Choe HS et al. Summary of the UAA‐AAUS guidelines for urinary tract infections. Int J Urol. 2018 Mar;25(3):175-85. doi:10.1111/iju.13493.

Nicolle LE et al. Infectious Diseases Society of America Guidelines for the Diagnosis and Treatment of Asymptomatic Bacteriuria in Adults. Clin Infect Dis. 2005 Mar;40(5):643-54. doi: 10.1086/427507.

Wagenlehner FME et al. Epidemiology, definition and treatment of complicated urinary tract infections. Nat Rev Urol. 2020 Oct;17:586-600. doi:10.1038/s41585-020-0362-4.

Wallace DW et al. Urinalysis: A simple test with complicated interpretation. J Urgent Care Med. 2020 July-Aug;14(10):11-4.

Quiz

A 68-year-old woman with type 2 diabetes mellitus presents to the emergency department with acute fever, chills, dysuria, frequency, and suprapubic pain. She has associated nausea, malaise, and fatigue. She takes metformin and denies recent antibiotic use. Her temperature is 102.8° F, heart rate 118 beats per minute, blood pressure 118/71 mm Hg, and her respiratory rate is 24 breaths per minute. She is ill-appearing and has mild suprapubic tenderness. White blood cell count is 18 k/mcL. Urinalysis is positive for leukocyte esterase, nitrites, and bacteria. Urine microscopy has 120 white blood cells per high power field.

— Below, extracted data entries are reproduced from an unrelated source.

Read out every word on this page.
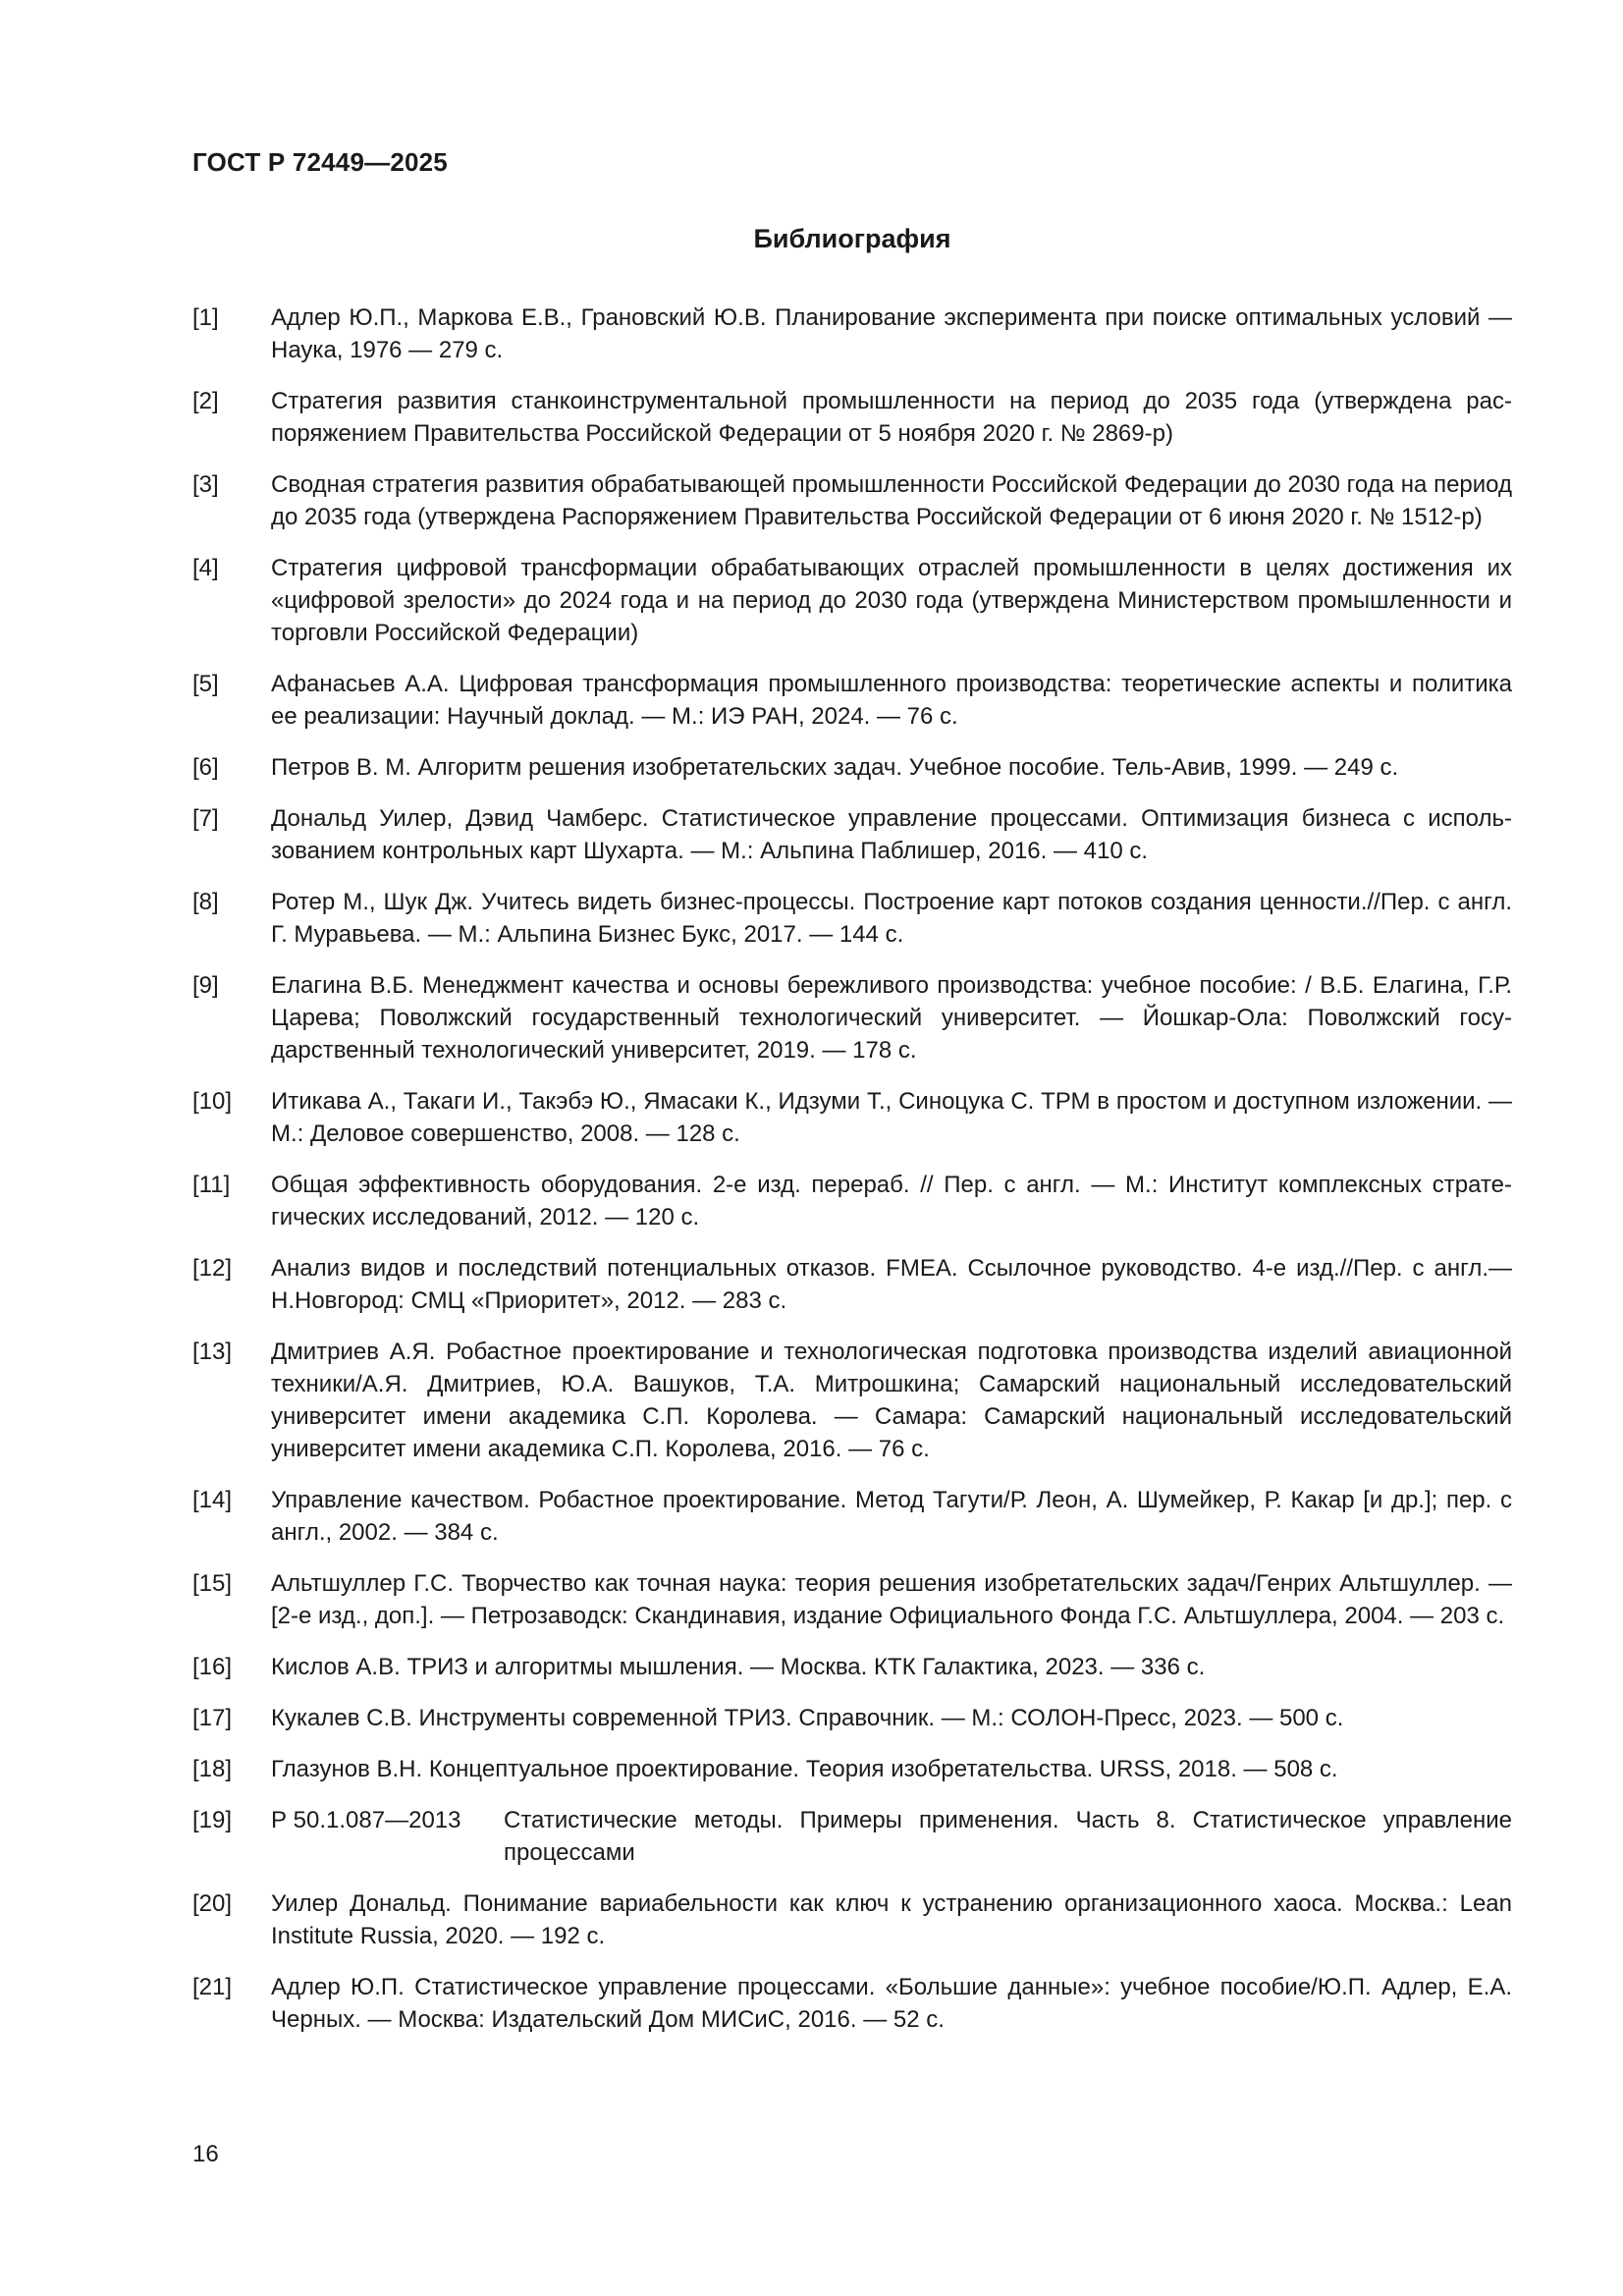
ГОСТ Р 72449—2025
Библиография
[1]	Адлер Ю.П., Маркова Е.В., Грановский Ю.В. Планирование эксперимента при поиске оптимальных условий — Наука, 1976 — 279 с.
[2]	Стратегия развития станкоинструментальной промышленности на период до 2035 года (утверждена распоряжением Правительства Российской Федерации от 5 ноября 2020 г. № 2869-р)
[3]	Сводная стратегия развития обрабатывающей промышленности Российской Федерации до 2030 года на период до 2035 года (утверждена Распоряжением Правительства Российской Федерации от 6 июня 2020 г. № 1512-р)
[4]	Стратегия цифровой трансформации обрабатывающих отраслей промышленности в целях достижения их «цифровой зрелости» до 2024 года и на период до 2030 года (утверждена Министерством промышленности и торговли Российской Федерации)
[5]	Афанасьев А.А. Цифровая трансформация промышленного производства: теоретические аспекты и политика ее реализации: Научный доклад. — М.: ИЭ РАН, 2024. — 76 с.
[6]	Петров В. М. Алгоритм решения изобретательских задач. Учебное пособие. Тель-Авив, 1999. — 249 с.
[7]	Дональд Уилер, Дэвид Чамберс. Статистическое управление процессами. Оптимизация бизнеса с использованием контрольных карт Шухарта. — М.: Альпина Паблишер, 2016. — 410 с.
[8]	Ротер М., Шук Дж. Учитесь видеть бизнес-процессы. Построение карт потоков создания ценности.//Пер. с англ. Г. Муравьева. — М.: Альпина Бизнес Букс, 2017. — 144 с.
[9]	Елагина В.Б. Менеджмент качества и основы бережливого производства: учебное пособие: / В.Б. Елагина, Г.Р. Царева; Поволжский государственный технологический университет. — Йошкар-Ола: Поволжский государственный технологический университет, 2019. — 178 с.
[10]	Итикава А., Такаги И., Такэбэ Ю., Ямасаки К., Идзуми Т., Синоцука С. ТРМ в простом и доступном изложении. — М.: Деловое совершенство, 2008. — 128 с.
[11]	Общая эффективность оборудования. 2-е изд. перераб. // Пер. с англ. — М.: Институт комплексных стратегических исследований, 2012. — 120 с.
[12]	Анализ видов и последствий потенциальных отказов. FMEA. Ссылочное руководство. 4-е изд.//Пер. с англ.— Н.Новгород: СМЦ «Приоритет», 2012. — 283 с.
[13]	Дмитриев А.Я. Робастное проектирование и технологическая подготовка производства изделий авиационной техники/А.Я. Дмитриев, Ю.А. Вашуков, Т.А. Митрошкина; Самарский национальный исследовательский университет имени академика С.П. Королева. — Самара: Самарский национальный исследовательский университет имени академика С.П. Королева, 2016. — 76 с.
[14]	Управление качеством. Робастное проектирование. Метод Тагути/Р. Леон, А. Шумейкер, Р. Какар [и др.]; пер. с англ., 2002. — 384 с.
[15]	Альтшуллер Г.С. Творчество как точная наука: теория решения изобретательских задач/Генрих Альтшуллер. — [2-е изд., доп.]. — Петрозаводск: Скандинавия, издание Официального Фонда Г.С. Альтшуллера, 2004. — 203 с.
[16]	Кислов А.В. ТРИЗ и алгоритмы мышления. — Москва. КТК Галактика, 2023. — 336 с.
[17]	Кукалев С.В. Инструменты современной ТРИЗ. Справочник. — М.: СОЛОН-Пресс, 2023. — 500 с.
[18]	Глазунов В.Н. Концептуальное проектирование. Теория изобретательства. URSS, 2018. — 508 с.
[19]	Р 50.1.087—2013	Статистические методы. Примеры применения. Часть 8. Статистическое управление процессами
[20]	Уилер Дональд. Понимание вариабельности как ключ к устранению организационного хаоса. Москва.: Lean Institute Russia, 2020. — 192 с.
[21]	Адлер Ю.П. Статистическое управление процессами. «Большие данные»: учебное пособие/Ю.П. Адлер, Е.А. Черных. — Москва: Издательский Дом МИСиС, 2016. — 52 с.
16
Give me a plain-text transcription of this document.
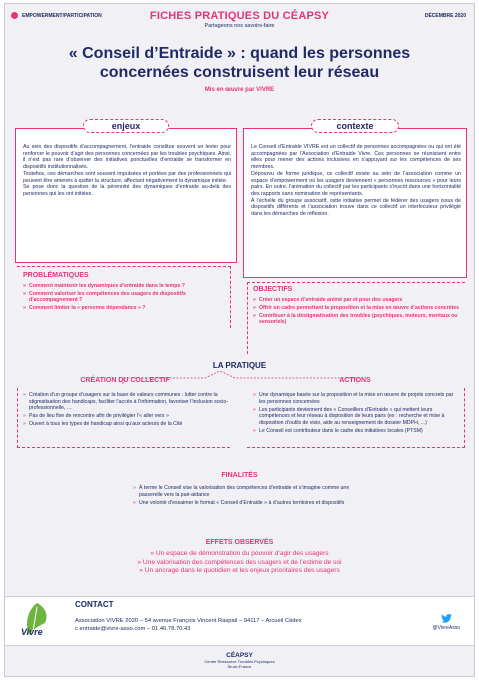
EMPOWERMENT/PARTICIPATION	DÉCEMBRE 2020
FICHES PRATIQUES DU CÉAPSY
Partageons nos savoirs-faire
« Conseil d’Entraide » : quand les personnes
concernées construisent leur réseau
Mis en œuvre par VIVRE

Au sein des dispositifs d’accompagnement, l’entraide constitue souvent un levier pour renforcer le pouvoir d’agir des personnes concernées par les troubles psychiques. Ainsi, il n’est pas rare d’observer des initiatives ponctuelles d’entraide se transformer en dispositifs institutionnalisés.

Toutefois, ces démarches sont souvent impulsées et portées par des professionnels qui peuvent être amenés à quitter la structure, affectant négativement la dynamique initiée.

Se pose donc la question de la pérennité des dynamiques d’entraide au-delà des personnes qui les ont initiées.

enjeux

Le Conseil d’Entraide VIVRE est un collectif de personnes accompagnées ou qui ont été accompagnées par l’Association d’Entraide Vivre. Ces personnes se réunissent entre elles pour mener des actions inclusives en s’appuyant sur les compétences de ses membres.

Dépourvu de forme juridique, ce collectif existe au sein de l’association comme un espace d’empowerment où les usagers deviennent « personnes ressources » pour leurs pairs. En outre, l’animation du collectif par les participants s’inscrit dans une horizontalité des rapports sans nomination de représentants.

À l’échelle du groupe associatif, cette initiative permet de fédérer des usagers issus de dispositifs différents et l’association trouve dans ce collectif un interlocuteur privilégié dans les démarches de réflexion.

contexte
PROBLÉMATIQUES
» Comment maintenir les dynamiques d’entraide dans le temps ?
» Comment valoriser les compétences des usagers de dispositifs d’accompagnement ?
» Comment limiter la « personne dépendance » ?
OBJECTIFS
» Créer un espace d’entraide animé par et pour des usagers
» Offrir un cadre permettant la proposition et la mise en œuvre d’actions concrètes
» Contribuer à la déstigmatisation des troubles (psychiques, moteurs, mentaux ou sensoriels)
LA PRATIQUE
CRÉATION DU COLLECTIF
» Création d’un groupe d’usagers sur la base de valeurs communes : lutter contre la stigmatisation des handicaps, faciliter l’accès à l’information, favoriser l’inclusion socio-professionnelle, …
» Pas de lieu fixe de rencontre afin de privilégier l’« aller vers »
» Ouvert à tous les types de handicap ainsi qu’aux acteurs de la Cité
ACTIONS
» Une dynamique basée sur la proposition et la mise en œuvre de projets concrets par les personnes concernées
» Les participants deviennent des « Conseillers d’Entraide » qui mettent leurs compétences et leur réseau à disposition de leurs pairs (ex : recherche et mise à disposition d’outils de visio, aide au renseignement de dossier MDPH, ...)
» Le Conseil est contributeur dans le cadre des initiatives locales (PTSM)
FINALITÉS
» À terme le Conseil vise la valorisation des compétences d’entraide et s’imagine comme une passerelle vers la pair-aidance
» Une volonté d’essaimer le format « Conseil d’Entraide » à d’autres territoires et dispositifs
EFFETS OBSERVÉS
» Un espace de démonstration du pouvoir d’agir des usagers
» Une valorisation des compétences des usagers et de l’estime de soi
» Un ancrage dans le quotidien et les enjeux prioritaires des usagers
Vivre
CONTACT
Association VIVRE 2020 – 54 avenue François Vincent Raspail – 94117 – Arcueil Cédex
c.entraide@vivre-asso.com – 01.46.78.70.43	@VivreAsso
CÉAPSY
Centre Ressource Troubles Psychiques
Île-de-France
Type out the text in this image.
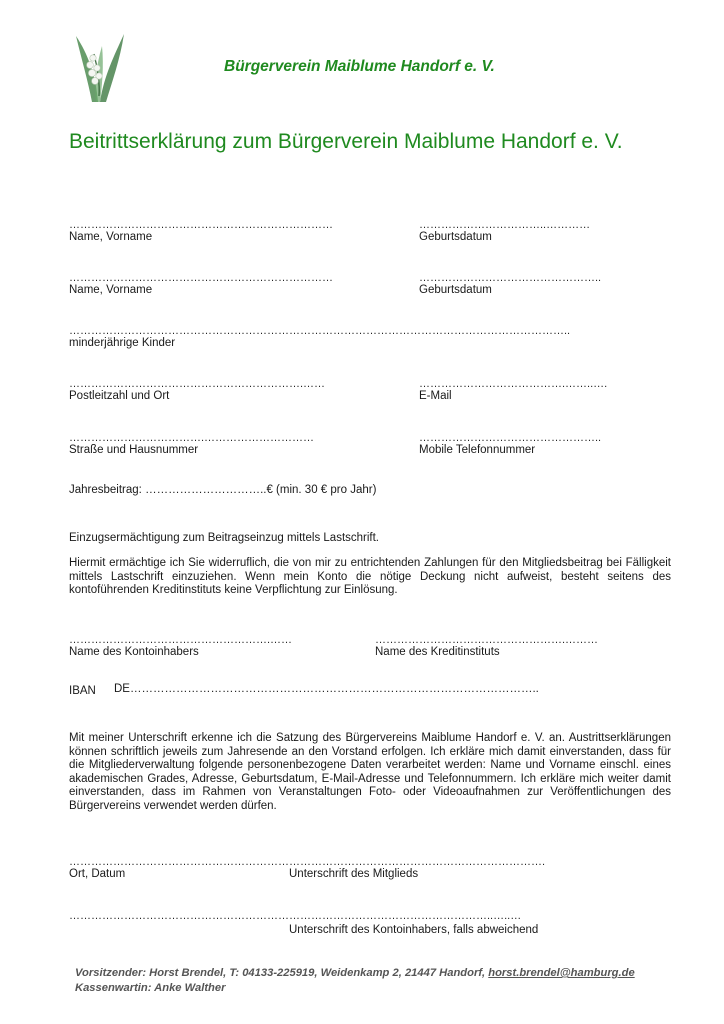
Bürgerverein Maiblume Handorf e. V.
Beitrittserklärung zum Bürgerverein Maiblume Handorf e. V.
………………………………………………………………
Name, Vorname
……………………………..…………
Geburtsdatum
………………………………………………………………
Name, Vorname
…………………………………………..
Geburtsdatum
………………………………………………………………………………………………………………………..
minderjährige Kinder
……………………………………………………….……
Postleitzahl und Ort
………………………………….……..….
E-Mail
……………………………….…………………………
Straße und Hausnummer
…………………………………………..
Mobile Telefonnummer
Jahresbeitrag: …………………………..€ (min. 30 € pro Jahr)
Einzugsermächtigung zum Beitragseinzug mittels Lastschrift.

Hiermit ermächtige ich Sie widerruflich, die von mir zu entrichtenden Zahlungen für den Mitgliedsbeitrag bei Fälligkeit mittels Lastschrift einzuziehen. Wenn mein Konto die nötige Deckung nicht aufweist, besteht seitens des kontoführenden Kreditinstituts keine Verpflichtung zur Einlösung.

……………………………………………….……
Name des Kontoinhabers
…………………………………………….………
Name des Kreditinstituts
IBAN DE……………………………………………………………………………………………..

Mit meiner Unterschrift erkenne ich die Satzung des Bürgervereins Maiblume Handorf e. V. an. Austrittserklärungen können schriftlich jeweils zum Jahresende an den Vorstand erfolgen. Ich erkläre mich damit einverstanden, dass für die Mitgliederverwaltung folgende personenbezogene Daten verarbeitet werden: Name und Vorname einschl. eines akademischen Grades, Adresse, Geburtsdatum, E-Mail-Adresse und Telefonnummern. Ich erkläre mich weiter damit einverstanden, dass im Rahmen von Veranstaltungen Foto- oder Videoaufnahmen zur Veröffentlichungen des Bürgervereins verwendet werden dürfen.

………………………………………………………………………………………………………………….
Ort, Datum	Unterschrift des Mitglieds
……………………………………………………………………………………………………..…..…
Unterschrift des Kontoinhabers, falls abweichend
Vorsitzender: Horst Brendel, T: 04133-225919, Weidenkamp 2, 21447 Handorf, horst.brendel@hamburg.de
Kassenwartin: Anke Walther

What is the most appropriate treatment?

A. Azithromycin

B. Ceftriaxone

C. Cefepime and vancomycin

D. Nitrofurantoin

The answer is B. The patient presents with sepsis secondary to a urinary tract infection. Using the anatomic approach this would be classified as uncomplicated. Using the severity approach, this would be classified as a complicated urinary tract infection. With fever, chills, and signs of sepsis, it’s likely her infection extends beyond the bladder. Given the severity of her presentation, we’d favor treating her as a complicated urinary tract infection with intravenous ceftriaxone. There is no suggestion of resistance or additional MRSA risk factors requiring intravenous vancomycin or cefepime. Nitrofurantoin, although a first-line treatment for uncomplicated cystitis, would not be appropriate if there is suspicion infection extends beyond the bladder. Azithromycin is a first-line option for chlamydia trachomatis, but not a urinary tract infection.